Posted by Francesca Rutherford on Saturday 15th July 2017

Today is World Youth Skills Day. Young people around the world are still disproportionately affected by labour market inequalities, young people are more likely to be unemployed, underpaid and suffer from job insecurity.

In 2004 the Ethiopian government implemented policy with the aim of bringing ‘about the active participation of youth in the building of a democratic system and good governance as well as in the economic, social and cultural activities’. While Ethiopia has made significant progress in accomplishing this aim, there remain some significant disparities. Access to quality jobs in Ethiopia is greatly depends on location, with the majority of quality jobs being located in urban areas. However, due to the significant lack of education and training opportunities available to the youth population, young people still face high levels of unemployment even in urban areas. The vast majority of the Ethiopian youth population suffer from the lack of access to quality education, training programmes and employment opportunities.

Ethiopiaid support a number of partners that provide children and young people the opportunity to attend school and the skills they will need to improve their chances of being able to support themselves in the future.

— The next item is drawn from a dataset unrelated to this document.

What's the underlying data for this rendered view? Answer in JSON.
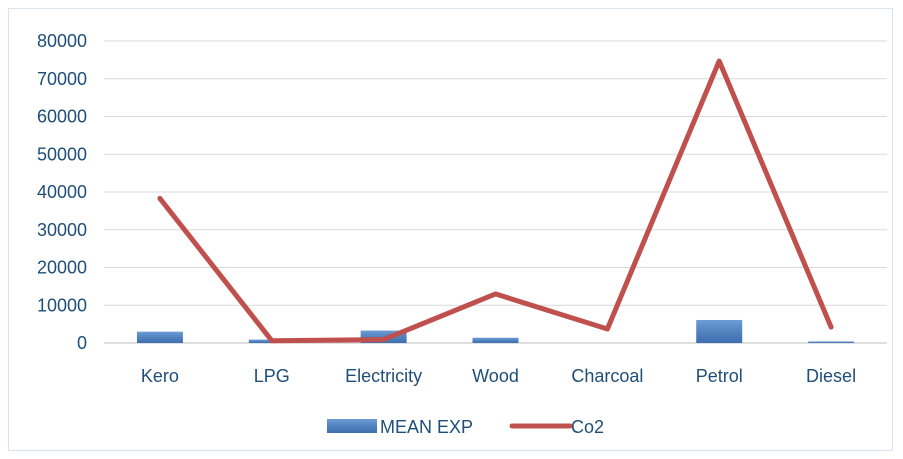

We have worked with Hope Enterprises for over 20 years, Hope run a range of programmes that help children and young people learn and develop crucial skills and gain valuable experience. Hope Enterprises feed hundreds of street children every day with their Street Children’s Breakfast initiative, the hope being that without the worry of having to find food, the children will want to stay for the literacy and numeracy classes, which are held afterwards.

Hope Enterprises also run six schools across Ethiopia providing free quality education to hundreds of children every year. The schools provide their students with everything they need, from stationery and uniforms to food. As well as preparing students to take their national exams Hope Enterprises provide a wide range of vocational courses in the hope that when they finish school, students will be able to support themselves.